Medically reviewed by Carmen Pope, BPharm. Last updated on Nov 27, 2023.

By Elana Gotkine HealthDay Reporter

MONDAY, Nov. 27, 2023 -- Postoperative mortality is similar regardless of patient-surgeon gender concordance, according to a study published online Nov. 22 in The BMJ.

Christopher J.D. Wallis, M.D., Ph.D., from the University of Toronto, and colleagues conducted a retrospective observational study in acute care hospitals in the United States to examine whether patient-surgeon gender concordance is associated with mortality after surgery. Data were included for 2,902,756 patients who had one of 14 major elective or nonelective surgeries in 2016 to 2019.

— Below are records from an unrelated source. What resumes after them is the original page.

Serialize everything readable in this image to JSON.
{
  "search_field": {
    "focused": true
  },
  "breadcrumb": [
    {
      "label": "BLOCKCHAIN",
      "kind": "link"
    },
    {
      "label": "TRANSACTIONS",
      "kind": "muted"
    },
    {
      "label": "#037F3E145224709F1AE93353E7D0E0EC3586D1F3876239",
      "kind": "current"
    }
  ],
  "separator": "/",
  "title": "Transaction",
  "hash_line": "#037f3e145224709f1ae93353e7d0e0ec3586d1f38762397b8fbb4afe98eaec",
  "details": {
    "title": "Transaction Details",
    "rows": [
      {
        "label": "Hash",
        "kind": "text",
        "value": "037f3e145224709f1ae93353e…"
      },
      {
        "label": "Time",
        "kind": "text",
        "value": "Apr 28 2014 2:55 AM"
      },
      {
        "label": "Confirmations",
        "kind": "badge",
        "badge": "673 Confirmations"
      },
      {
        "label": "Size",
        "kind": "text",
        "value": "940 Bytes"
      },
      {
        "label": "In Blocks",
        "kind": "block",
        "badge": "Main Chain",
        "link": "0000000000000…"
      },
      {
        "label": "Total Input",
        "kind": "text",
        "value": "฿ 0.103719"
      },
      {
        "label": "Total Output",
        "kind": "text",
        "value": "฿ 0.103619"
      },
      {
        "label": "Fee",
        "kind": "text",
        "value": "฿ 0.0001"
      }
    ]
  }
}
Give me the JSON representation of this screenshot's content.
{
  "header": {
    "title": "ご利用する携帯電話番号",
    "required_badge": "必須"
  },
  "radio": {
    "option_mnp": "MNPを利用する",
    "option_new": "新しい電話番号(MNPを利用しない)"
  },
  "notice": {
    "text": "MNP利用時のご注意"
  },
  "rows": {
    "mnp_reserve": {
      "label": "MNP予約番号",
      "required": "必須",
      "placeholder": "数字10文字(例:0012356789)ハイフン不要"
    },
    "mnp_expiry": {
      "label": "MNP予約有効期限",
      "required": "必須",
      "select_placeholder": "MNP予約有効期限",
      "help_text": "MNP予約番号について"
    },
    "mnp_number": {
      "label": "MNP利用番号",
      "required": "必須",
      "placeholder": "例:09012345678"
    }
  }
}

Overall, 44.4 percent had operations done by surgeons of the same gender (41.4 percent male patient and male surgeon; 3.0 percent female patient and female surgeon) and 55.6 percent were by surgeons of a different gender (1.8 percent male patient and female surgeon; 53.8 percent female patient and male surgeon). The researchers found that the adjusted 30-day mortality was 2.0, 1.7, 1.5, and 1.3 percent for male patient-male surgeon dyads, male patient-female surgeon dyads, female patient-male surgeon dyads, and female patient-female surgeon dyads, respectively. Patient-surgeon gender concordance was associated with slightly lower and higher mortality for female and male patients, respectively (adjusted risk differences, −0.2 and 0.3 percentage points, respectively), but the difference was not clinically meaningful.

"We found that postoperative mortality was similar among the four types of patient-surgeon gender dyads," the authors write. "The associations were heterogeneous across different types of surgical procedures, with no significant findings observed for nonelective surgeries."